From its modest beginnings, Bridges Academy has tripled in size, and today nine students – six Pashtuns from the refugee camp and three Hazaras from the neighborhood – are learning diction, math, Persian, and reading in a one-room school. Fesler hopes to grow the school to 20 students by the end of 2012 and, in time, to enroll children from other ethnic groups.

"The way that Pashtuns and Hazaras are learning together, side by side, is unprece­dented," Fesler says. "Bridges Academy is not just a place to teach these boys to read and write, but to help them start to see and understand the larger world, to get them to think in new ways and to question what they had previously been taught...."

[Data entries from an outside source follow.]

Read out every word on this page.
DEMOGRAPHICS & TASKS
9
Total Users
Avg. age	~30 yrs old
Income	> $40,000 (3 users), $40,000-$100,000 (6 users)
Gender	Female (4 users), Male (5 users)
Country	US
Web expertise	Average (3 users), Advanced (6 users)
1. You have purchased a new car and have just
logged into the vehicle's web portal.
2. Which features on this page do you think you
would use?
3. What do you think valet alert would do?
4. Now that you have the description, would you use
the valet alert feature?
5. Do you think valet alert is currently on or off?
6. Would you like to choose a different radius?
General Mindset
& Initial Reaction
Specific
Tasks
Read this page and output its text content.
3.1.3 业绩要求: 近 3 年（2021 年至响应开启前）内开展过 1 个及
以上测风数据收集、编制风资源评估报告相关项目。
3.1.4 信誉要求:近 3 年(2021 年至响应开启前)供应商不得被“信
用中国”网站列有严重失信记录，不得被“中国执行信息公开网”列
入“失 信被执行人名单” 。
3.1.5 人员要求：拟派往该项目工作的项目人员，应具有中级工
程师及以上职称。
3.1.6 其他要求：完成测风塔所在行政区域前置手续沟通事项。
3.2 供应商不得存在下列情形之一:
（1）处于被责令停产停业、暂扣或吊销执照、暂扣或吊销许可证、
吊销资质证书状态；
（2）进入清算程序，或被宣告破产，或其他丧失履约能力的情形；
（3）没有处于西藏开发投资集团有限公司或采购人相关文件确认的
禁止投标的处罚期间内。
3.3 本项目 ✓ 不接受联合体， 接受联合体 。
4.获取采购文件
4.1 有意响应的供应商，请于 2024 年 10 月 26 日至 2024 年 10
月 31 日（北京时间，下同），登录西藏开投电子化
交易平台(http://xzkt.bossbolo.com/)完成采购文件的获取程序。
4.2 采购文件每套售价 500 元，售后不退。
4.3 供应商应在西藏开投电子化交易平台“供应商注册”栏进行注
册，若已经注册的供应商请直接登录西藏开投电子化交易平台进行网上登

The early results in Afghanistan have impressed Fesler's colleagues and collaborators: "She's such a dynamo!" says Maren Swanson, a lawyer in Northfield who has worked with Fesler for several years and now serves as the president of the executive board of Children's Culture Connection. "She's so creative and so articulate. She really believes in fostering global connectedness to benefit children around the world. She inspires me."

"She's a fast-paced, energetic individual who cares greatly for people in need," adds Jerry Johnson, who lives in Raleigh, N.C., and sells medical devices. He met Fesler in 2008 when both were working separately with a children's organization in Vietnam and has followed her activities in Afghanistan closely. "She has a God-given calling to work with people in need, specifically children in need."

Fesler hopes that the cross-cultural connections she and Bridges Academy are fostering will increase understanding and tolerance and, ultimately, result in peace.

"I want these kids to have the ability to lead their own lives, make their own decisions, and think for themselves," Fesler says. "Peace is what you get from people who are transformed and empowered."